The SEC also charged FLiK and CoinSpark, the two companies controlled by Felton that conducted the ICOs. Aside from Felton, all of the individuals have agreed to settlements to resolve the charges against them, the SEC said Sept. 11.
The SEC alleges that Felton promised to build a digital streaming platform for FLiK, and a digital-asset trading platform for CoinSpark. Instead, Felton allegedly misappropriated the funds raised in the ICOs. The complaint also alleges Felton secretly transferred FLiK tokens to himself and sold them into the market, reaping an additional $2.2 million in profits, and that he engaged in manipulative trading to inflate the price of SPARK tokens.
Felton, 46, was separately indicted Sept. 9 by a federal grand jury (read it here) on charges arising out of two different cryptocurrency-based investment schemes.
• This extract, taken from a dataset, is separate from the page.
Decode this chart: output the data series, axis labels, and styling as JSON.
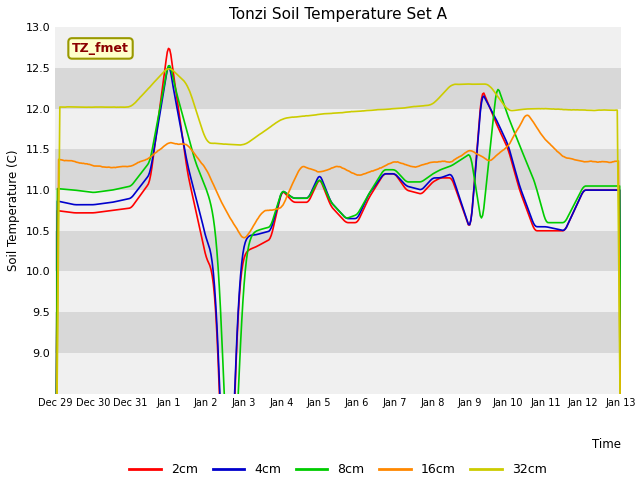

Felton used the vast majority of the investor proceeds to fund his extravagant lifestyle, including an all-cash purchase of a $1.5 million residence and an all-cash purchase of a $180,000 red 2007 Ferrari 599 GTB Fioran Coupe, the feds say.
Atlanta Business Chronicle had reported in March 2019 about a lawsuit by investors who claimed they were defrauded out of millions by Felton, and a related federal investigation into the claims.
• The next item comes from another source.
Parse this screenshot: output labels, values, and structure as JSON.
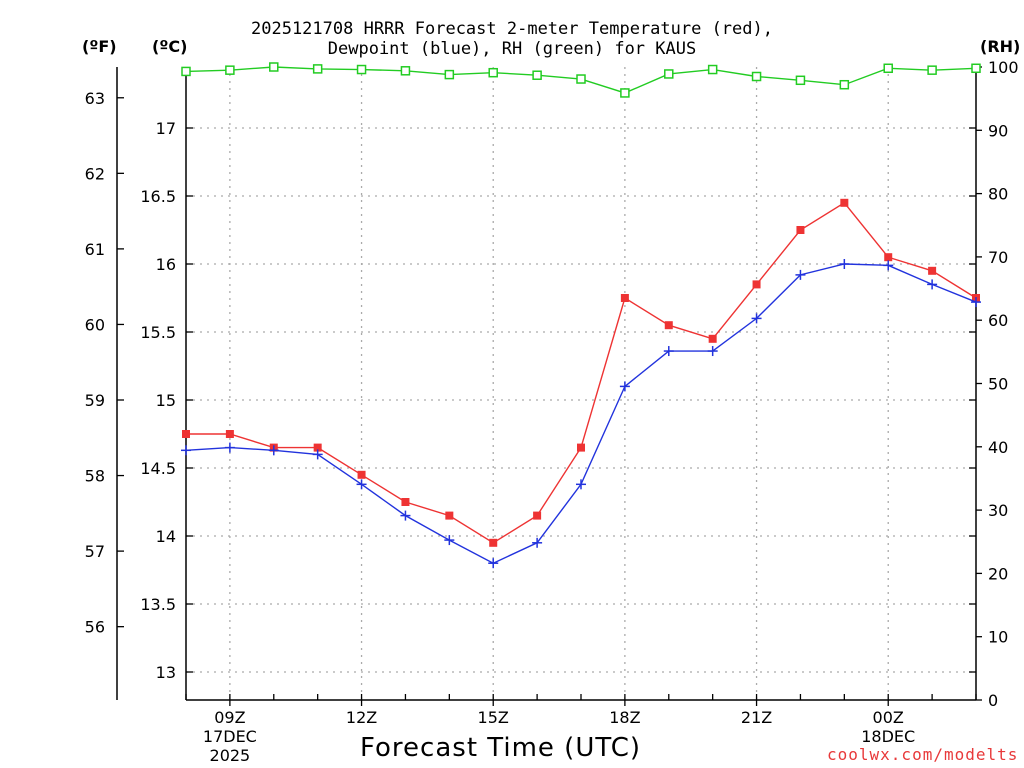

According to the feds, "Felton marketed FLiK as an entertainment streaming platform, and he founded CoinSpark as a new cryptocurrency trading exchange. In order to increase, or pump, the price of the coins, Felton made numerous false representations and material omissions before, during and after the ICOs. For example, Felton claimed that all investor funds would go towards the development, launch, and support of the platforms and that private investors made significant investments in the entities. Felton also posed as a potential investor, using fake names, on various internet forums and social media sites in order to further promote false information and build up excitement in CoinSpark. After the ICOs ended, Felton secretly sold thousands of coins on secondary cryptocurrency markets to take advantage of the artificially inflated coin prices based on his misrepresentations and eventually transferred the vast majority of investor funds into his personal financial accounts."
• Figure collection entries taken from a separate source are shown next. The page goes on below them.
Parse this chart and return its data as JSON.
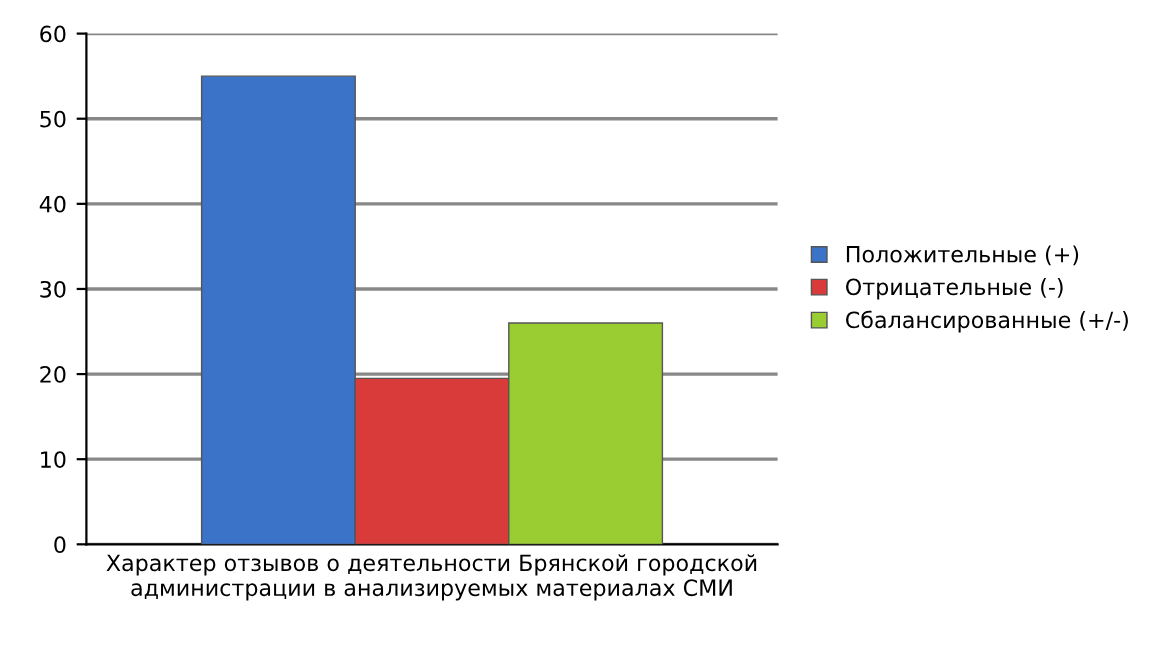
{
  "chart_data": {
    "type": "bar",
    "categories": [
      "Характер отзывов о деятельности Брянской городской\nадминистрации в анализируемых материалах СМИ"
    ],
    "series": [
      {
        "name": "Положительные (+)",
        "color": "#3b73c8",
        "values": [
          55
        ]
      },
      {
        "name": "Отрицательные (-)",
        "color": "#d93a3a",
        "values": [
          19.5
        ]
      },
      {
        "name": "Сбалансированные (+/-)",
        "color": "#9acd32",
        "values": [
          26
        ]
      }
    ],
    "ylim": [
      0,
      60
    ],
    "yticks": [
      0,
      10,
      20,
      30,
      40,
      50,
      60
    ],
    "grid": "y",
    "legend": "right"
  }
}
The SEC alleges that "T.I. offered and sold FLiK tokens on his social media accounts, falsely claiming to be a FLiK co-owner and encouraging his followers to invest in the FLiK ICO. T.I. also asked a celebrity friend to promote the FLiK ICO on social media and provided the language for posts, referring to FLiK as T.I.’s 'new venture.'" The SEC’s complaint alleges that T.I.’s social media manager, William Sparks Jr., offered and sold FLiK tokens on T.I.’s social media accounts, and that two other Atlanta residents, Chance White and Owen Smith, promoted SPARK tokens without disclosing they were promised compensation in return. (Read the SEC's action against T.I. here.)
The SEC’s order against T.I. requires him to pay a $75,000 civil penalty and not participate in offerings or sales of digital-asset securities for at least five years.
Also named in the SEC's Sept. 10 complaint are William Q. Sparks Jr., Owen B. Smith and Chance B. White.
The feds say that if Felton is convicted on one or more charges, the government will seek forfeiture of money, a vehicle, and a house at 75 Abington Court in Atlanta.